A semisimple ring $R$ with $1$ (but not necessarily a commutative one) considered as left-$R$ module is a direct sum
$$R\cong L_1\oplus L_2 \oplus \cdots\oplus L_n$$ such that for some $e_i$ are in $R$
- $L_i=Re_i$ simple left ideal of $R$
- $e_ie_j=0$ for different $i,j$
- $e^2_j=e_j$
- $\sum e_i=1$ the unit of the ring
Now I want to show $R_1,R_2$ are semisimple rings with $1$ if and only if $R_1\times R_2$ is semisimple.
My problem is how to see their structure, if $R_1,R_2$ semisimple how to construct and see the decomposition of $R_1\times R_2\cong L_1\oplus L_2 \oplus \cdots\oplus L_n\times K_1\oplus K_2 \oplus \cdots\oplus K_m$
$L$s for $R_1$, $K$s for $R_2$ but these summands have $R_1$ and $R_2$ structre.
By the way how to solve this problem in more efficient and clever way, can we use homological algebra, another decompositions?

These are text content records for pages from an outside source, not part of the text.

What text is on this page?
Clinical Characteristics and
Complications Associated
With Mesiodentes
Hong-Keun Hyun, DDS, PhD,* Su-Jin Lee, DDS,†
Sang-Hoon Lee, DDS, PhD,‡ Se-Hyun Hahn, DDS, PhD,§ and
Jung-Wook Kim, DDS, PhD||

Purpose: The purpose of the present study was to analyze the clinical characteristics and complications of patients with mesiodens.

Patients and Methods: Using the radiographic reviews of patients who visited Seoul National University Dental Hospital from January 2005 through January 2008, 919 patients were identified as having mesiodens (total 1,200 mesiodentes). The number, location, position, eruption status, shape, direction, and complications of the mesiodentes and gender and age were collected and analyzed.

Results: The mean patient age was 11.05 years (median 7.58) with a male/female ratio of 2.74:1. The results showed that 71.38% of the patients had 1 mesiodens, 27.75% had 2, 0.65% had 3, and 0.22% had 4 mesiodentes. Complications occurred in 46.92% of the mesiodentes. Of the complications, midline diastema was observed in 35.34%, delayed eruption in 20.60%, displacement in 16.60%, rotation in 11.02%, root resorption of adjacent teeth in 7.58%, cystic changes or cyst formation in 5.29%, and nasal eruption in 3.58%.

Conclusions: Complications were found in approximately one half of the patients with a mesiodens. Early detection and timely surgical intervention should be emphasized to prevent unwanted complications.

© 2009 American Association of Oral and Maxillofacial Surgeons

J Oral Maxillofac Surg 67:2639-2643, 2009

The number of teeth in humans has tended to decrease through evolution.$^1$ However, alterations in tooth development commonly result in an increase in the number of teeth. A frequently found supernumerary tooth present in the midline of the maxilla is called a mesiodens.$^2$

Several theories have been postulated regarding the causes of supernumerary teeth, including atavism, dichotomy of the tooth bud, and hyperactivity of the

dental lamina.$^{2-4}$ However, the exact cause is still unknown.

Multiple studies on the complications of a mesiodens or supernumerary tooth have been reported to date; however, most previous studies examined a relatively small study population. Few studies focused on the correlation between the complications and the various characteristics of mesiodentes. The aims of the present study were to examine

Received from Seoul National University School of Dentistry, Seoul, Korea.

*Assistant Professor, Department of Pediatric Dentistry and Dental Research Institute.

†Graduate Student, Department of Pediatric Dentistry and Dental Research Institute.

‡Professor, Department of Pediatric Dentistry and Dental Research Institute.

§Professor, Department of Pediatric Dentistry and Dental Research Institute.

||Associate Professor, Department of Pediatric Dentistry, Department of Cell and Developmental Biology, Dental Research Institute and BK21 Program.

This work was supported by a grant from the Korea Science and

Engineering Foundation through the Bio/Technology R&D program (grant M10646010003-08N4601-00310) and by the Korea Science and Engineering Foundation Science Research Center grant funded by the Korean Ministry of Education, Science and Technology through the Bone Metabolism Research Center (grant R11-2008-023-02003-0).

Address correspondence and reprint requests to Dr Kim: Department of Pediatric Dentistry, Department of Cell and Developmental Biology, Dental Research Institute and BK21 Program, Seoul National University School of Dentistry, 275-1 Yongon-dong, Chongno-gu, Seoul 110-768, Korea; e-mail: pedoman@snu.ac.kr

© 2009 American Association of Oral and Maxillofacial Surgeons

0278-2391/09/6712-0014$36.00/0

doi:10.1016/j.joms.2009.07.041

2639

That's just fine, because you can define an $R$ structure on $L_i$ as $(r_1,r_2)x=r_1x$ and an $R$ structure on $K_i$ as $(r_1,r_2)x=r_2x$ and it turns out that with this action they are all simple as $R$ modules too.
I think this is about as efficient as it gets. If by clever you mean "fancy" or "sophisticated" then I think that is almost always possible.